Он сел рядом со мной на один из двух диванчиков в гостиной. В ту ночь он впервые оставил Ма спать одну. Я лег спать на диванчике поменьше, а он – на том, что побольше. Ма становилось все хуже и хуже, и с тех пор Па так и стал спать там.


Когда варят козлятину, она пахнет почти как говядина. Даже выглядит похоже – такая же темная и волокнистая. Па тыкает мясо ложкой, проверяя на мягкость, и не задвигает до конца крышку кастрюли, давая пару выходить наружу.

– Па, расскажешь еще про вас со Стэгом?

– Это про что, например?

– Про Парчман, – говорю я.

Па складывает руки на груди и наклоняется чтобы понюхать козлятину.

– Да я ж разве не рассказывал еще? – спрашивает он.

Пожимаю плечами в ответ. Иногда мне кажется, что носом и ртом я похожу на Стэга. На Стэга и на Па. Мне хочется послушать про их различия. Про те вещи, в которых мы все не похожи друг на друга.

– Рассказывал, а я еще раз хочу послушать.

Этим, в сущности, Па и занимается, когда мы одни засиживаемся с ним допоздна в гостиной, а иногда во дворе или в лесу – рассказывает истории.

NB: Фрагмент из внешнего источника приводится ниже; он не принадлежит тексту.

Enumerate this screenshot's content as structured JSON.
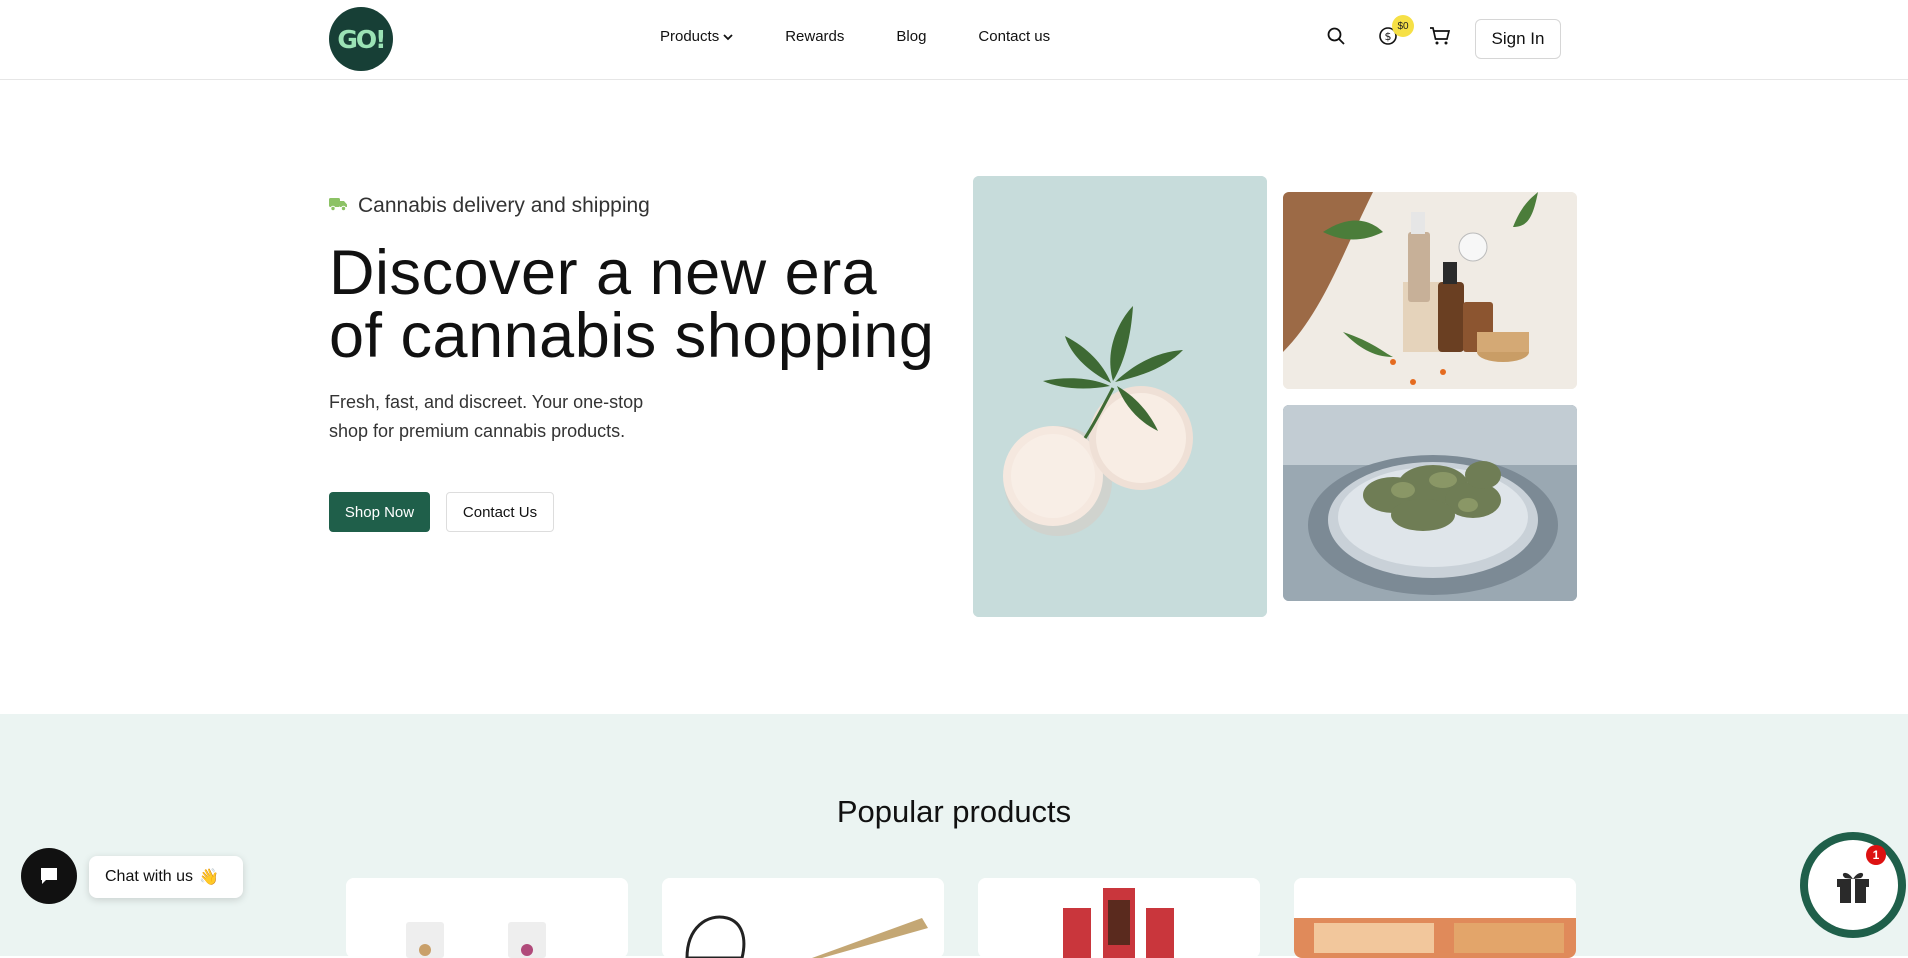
{
  "header": {
    "logo_text": "GO!",
    "nav": [
      {
        "label": "Products"
      },
      {
        "label": "Rewards"
      },
      {
        "label": "Blog"
      },
      {
        "label": "Contact us"
      }
    ],
    "balance": "$0",
    "signin_label": "Sign In"
  },
  "hero": {
    "tagline": "Cannabis delivery and shipping",
    "headline_line1": "Discover a new era",
    "headline_line2": "of cannabis shopping",
    "sub_line1": "Fresh, fast, and discreet. Your one-stop",
    "sub_line2": "shop for premium cannabis products.",
    "shop_now_label": "Shop Now",
    "contact_label": "Contact Us"
  },
  "popular": {
    "title": "Popular products"
  },
  "chat": {
    "label": "Chat with us",
    "emoji": "👋"
  },
  "gift": {
    "count": "1"
  },
  "colors": {
    "brand_green": "#1f5f4a",
    "logo_bg": "#173f36",
    "section_bg": "#ebf4f2",
    "badge_yellow": "#f6e046",
    "alert_red": "#dd1111"
  }
}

О том, как он ел рогоз, собранный его отцом на болотах. О том, как его мама по традиции своего народа набивала матрас испанским мхом. Иногда он рассказывал мне одни и те же истории по три, а то и по четыре раза. Я слушаю, и его голос, словно рука, которой он гладит меня по спине, помогает мне задвинуть подальше всякие мысли о том, что я никогда не смогу стать таким же твердым, таким же уверенным, как Па. Обливаясь потом, я сижу на стуле, как приклеенный; на кухне так жарко от стоящей на огне кастрюли с козлятиной, что окна запотели и весь мир словно сжался до одной этой комнаты, и в нем остались только мы с Па.

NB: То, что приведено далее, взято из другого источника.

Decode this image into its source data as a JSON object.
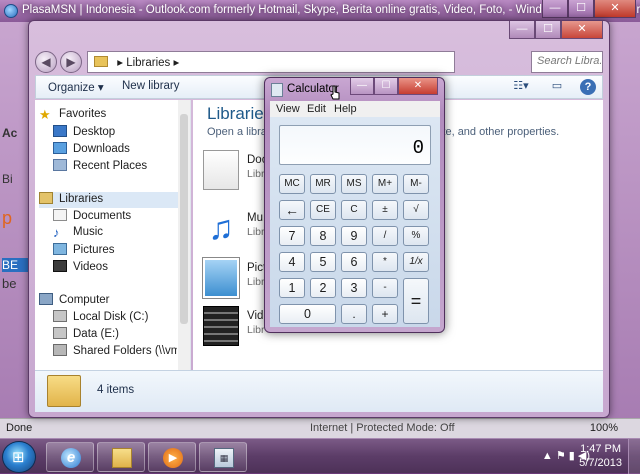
{
  "ie": {
    "title": "PlasaMSN | Indonesia - Outlook.com formerly Hotmail, Skype, Berita online gratis, Video, Foto,  - Windows Internet Explorer",
    "buttons": {
      "minimize": "—",
      "maximize": "☐",
      "close": "✕"
    },
    "left_fragments": [
      "Ac",
      "Bi",
      "p",
      "BE",
      "be"
    ],
    "status": {
      "left": "Done",
      "zone": "Internet | Protected Mode: Off",
      "zoom": "100%"
    }
  },
  "explorer": {
    "buttons": {
      "minimize": "—",
      "maximize": "☐",
      "close": "✕"
    },
    "nav": {
      "back": "◀",
      "forward": "▶"
    },
    "address": {
      "chevron": "▸",
      "path": "Libraries",
      "trail": "▸"
    },
    "search_placeholder": "Search Libra...",
    "toolbar": {
      "organize": "Organize ▾",
      "new_library": "New library",
      "view_icon": "view-icon",
      "pane_icon": "preview-pane-icon",
      "help": "?"
    },
    "navpane": {
      "favorites": "Favorites",
      "fav_items": [
        "Desktop",
        "Downloads",
        "Recent Places"
      ],
      "libraries": "Libraries",
      "lib_items": [
        "Documents",
        "Music",
        "Pictures",
        "Videos"
      ],
      "computer": "Computer",
      "comp_items": [
        "Local Disk (C:)",
        "Data (E:)",
        "Shared Folders (\\\\vmwa"
      ]
    },
    "content": {
      "title": "Libraries",
      "subtitle": "Open a library",
      "subtitle_right": "r, date, and other properties.",
      "items": [
        {
          "name": "Doc",
          "sub": "Libr"
        },
        {
          "name": "Mu",
          "sub": "Libr"
        },
        {
          "name": "Pict",
          "sub": "Libr"
        },
        {
          "name": "Vid",
          "sub": "Libr"
        }
      ]
    },
    "details": {
      "count": "4 items"
    }
  },
  "calculator": {
    "title": "Calculator",
    "buttons": {
      "minimize": "—",
      "maximize": "☐",
      "close": "✕"
    },
    "menu": [
      "View",
      "Edit",
      "Help"
    ],
    "display": "0",
    "keys": {
      "row1": [
        "MC",
        "MR",
        "MS",
        "M+",
        "M-"
      ],
      "row2": [
        "←",
        "CE",
        "C",
        "±",
        "√"
      ],
      "row3": [
        "7",
        "8",
        "9",
        "/",
        "%"
      ],
      "row4": [
        "4",
        "5",
        "6",
        "*",
        "1/x"
      ],
      "row5": [
        "1",
        "2",
        "3",
        "-"
      ],
      "row6": [
        "0",
        ".",
        "+"
      ],
      "equals": "="
    }
  },
  "taskbar": {
    "start": "⊞",
    "apps": [
      "internet-explorer-icon",
      "windows-explorer-icon",
      "media-player-icon",
      "calculator-icon"
    ],
    "media_glyph": "▶",
    "calc_glyph": "▦",
    "ie_glyph": "e",
    "tray": "▲  ⚑  ▮  ◀)",
    "time": "1:47 PM",
    "date": "5/7/2013"
  }
}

– Ну пожалуйста, – прошу я.

Па заканчивает отбивать мясо, которое еще не успел закинуть в кастрюлю, прочищает горло. Я складываю руки на столе и слушаю:

У нас со Стэгом один батя был. У остальных наших братьев-сестер, у всех другие папки были – наш-то помер рано. Кажись, лет сорок ему было. Не знаю точно. Да он и сам-то не знал – говорил, его маман с отцом чурались всех этих переписчиков, отвечали им всякую чушь, и детей каждый раз оказывалось разное число, ни у одного свидетельства о рождении не было. Говорили, мол, чинуши все вынюхивают, чтоб управлять народом, держать в загоне, как скот. Вот они и не занимались всей этой бюрократией, по старинке жили. Папа научил нас всякому перед тем, как умер: как охотиться и отслеживать животных, как ухаживать за ними, как сохранять равновесие, как жить вообще. Я его слушал. Всегда слушал. А Стэг – никогда. Даже в детстве Стэг только и делал, что носился с собаками или ходил к пруду, сидел себе на берегу. А когда вырос, пошел работать в забегаловку. Папа говорил, что он слишком красивый, что родился красивым, как женщина, и потому постоянно попадает в неприятности. Потому что люди любят красивые вещи, и Стэгу все само шло прямо в руки. Маман шикала на папу, когда тот так говорил, сама говорила, что Стэг просто очень тонко все чувствует, да и все. И потому просто не может остановиться и подумать. Я им этого не говорил, но я считал, что они оба ошибаются. Я думаю, Стэг чувствовал себя мертвым внутри и потому не умел спокойно сидеть и слушать, потому, когда мы ходили купаться на реку, он обязательно забирался на самую высокую скалу и прыгал оттуда в воду. Потому и ходил в тот притон практически каждые выходные, когда ему было восемнадцать-девятнадцать лет, потому выпивал и ходил с ножом в каждом ботинке и еще с одним в каждом рукаве, потому резал людей и сам часто возвращался почиканным – ему это было нужно, чтобы почувствовать себя более живым. Так бы и шло все, если бы не заявился тот белый моряк с севера, из тех, что служили на Шип-айленд.

Видать, хотел хорошенько повеселиться с цветными, но наткнулся на Стэга у бара – слово за слово, разбил бутылку о голову Стэга, тот его в ответ порезал – не до смерти, но достаточно сильно, чтобы причинить боль, чтобы приостановить его и суметь убежать, но дружки морячка все же поймали Стэга и били, пока он не сумел вырваться. Я был дома один, когда он вернулся, – мама ушла заботиться о своей сестре, что жила дальше вдоль дороги, а папа был в поле. Потом за Стэгом пришли белые – связали нас обоих и увели по дороге. Щас вы, сынки, узнаете, что значит работать как следует, говорили. Блюсти законы Бога и человека, говорили. Вы, ребятки, отправляетесь в Парчман.

1Ох, Ли-Спотыкач, что ж ты лихой такой?